Ames Laboratory, U.S. Department of Energy, Ames, Iowa 50011, USA.
Department of Physics, Iowa State University, Ames, Iowa 50011, USA.
Phys Rev Lett. 2018 Feb 23;120(8):085703. doi: 10.1103/PhysRevLett.120.085703.
The crystal nucleation from liquid in most cases is too rare to be accessed within the limited time scales of the conventional molecular dynamics (MD) simulation. Here, we developed a "persistent embryo" method to facilitate crystal nucleation in MD simulations by preventing small crystal embryos from melting using external spring forces. We applied this method to the pure Ni case for a moderate undercooling where no nucleation can be observed in the conventional MD simulation, and obtained nucleation rate in good agreement with the experimental data. Moreover, the method is applied to simulate an even more sluggish event: the nucleation of the B2 phase in a strong glass-forming Cu-Zr alloy. The nucleation rate was found to be 8 orders of magnitude smaller than Ni at the same undercooling, which well explains the good glass formability of the alloy. Thus, our work opens a new avenue to study solidification under realistic experimental conditions via atomistic computer simulation.

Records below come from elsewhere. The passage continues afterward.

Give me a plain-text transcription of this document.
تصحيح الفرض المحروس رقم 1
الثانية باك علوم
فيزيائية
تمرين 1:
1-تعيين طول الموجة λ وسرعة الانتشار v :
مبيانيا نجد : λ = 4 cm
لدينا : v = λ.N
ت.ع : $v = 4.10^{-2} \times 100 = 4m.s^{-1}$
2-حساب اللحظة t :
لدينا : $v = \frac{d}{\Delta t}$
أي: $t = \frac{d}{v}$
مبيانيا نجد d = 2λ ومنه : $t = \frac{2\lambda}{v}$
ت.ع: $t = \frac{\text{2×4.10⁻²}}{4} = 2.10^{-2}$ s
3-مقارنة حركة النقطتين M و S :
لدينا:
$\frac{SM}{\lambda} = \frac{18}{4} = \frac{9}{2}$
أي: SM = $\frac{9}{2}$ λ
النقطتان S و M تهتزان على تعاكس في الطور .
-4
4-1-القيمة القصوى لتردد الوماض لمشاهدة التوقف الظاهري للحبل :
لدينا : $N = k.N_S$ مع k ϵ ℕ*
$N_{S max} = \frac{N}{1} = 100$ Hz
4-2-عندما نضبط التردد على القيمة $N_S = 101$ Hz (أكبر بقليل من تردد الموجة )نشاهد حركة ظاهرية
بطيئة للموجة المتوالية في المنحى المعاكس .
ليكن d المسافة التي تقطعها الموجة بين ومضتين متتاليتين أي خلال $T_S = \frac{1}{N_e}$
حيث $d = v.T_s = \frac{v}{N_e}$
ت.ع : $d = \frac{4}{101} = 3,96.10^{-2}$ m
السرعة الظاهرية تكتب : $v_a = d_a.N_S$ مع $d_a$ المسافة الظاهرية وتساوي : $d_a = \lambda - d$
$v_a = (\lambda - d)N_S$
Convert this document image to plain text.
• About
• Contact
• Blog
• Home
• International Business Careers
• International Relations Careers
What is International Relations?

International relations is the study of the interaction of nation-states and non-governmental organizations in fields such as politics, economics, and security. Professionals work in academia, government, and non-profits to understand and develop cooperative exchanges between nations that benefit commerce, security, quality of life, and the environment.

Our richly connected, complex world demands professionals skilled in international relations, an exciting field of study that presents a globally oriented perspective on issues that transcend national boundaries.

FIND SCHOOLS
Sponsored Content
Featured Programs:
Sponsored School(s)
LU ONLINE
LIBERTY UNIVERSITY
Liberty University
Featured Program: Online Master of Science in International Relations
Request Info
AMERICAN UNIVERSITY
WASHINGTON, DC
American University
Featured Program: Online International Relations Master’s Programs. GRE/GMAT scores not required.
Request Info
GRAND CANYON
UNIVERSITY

在大多数情况下,从液体中结晶的晶核非常罕见,以至于在传统的分子动力学(MD)模拟的有限时间尺度内无法观察到。在这里,我们开发了一种“持久晶核”方法,通过使用外部弹簧力防止小晶体晶核熔化,从而促进 MD 模拟中的晶体成核。我们将该方法应用于纯 Ni 的情况,该情况具有适度的过冷度,在传统的 MD 模拟中观察不到成核,并且获得的成核率与实验数据吻合良好。此外,该方法还可用于模拟更缓慢的事件:强玻璃形成 Cu-Zr 合金中 B2 相的成核。在相同过冷度下,成核率比 Ni 小 8 个数量级,这很好地解释了合金良好的玻璃形成能力。因此,我们的工作为通过原子计算机模拟在实际实验条件下研究凝固开辟了新途径。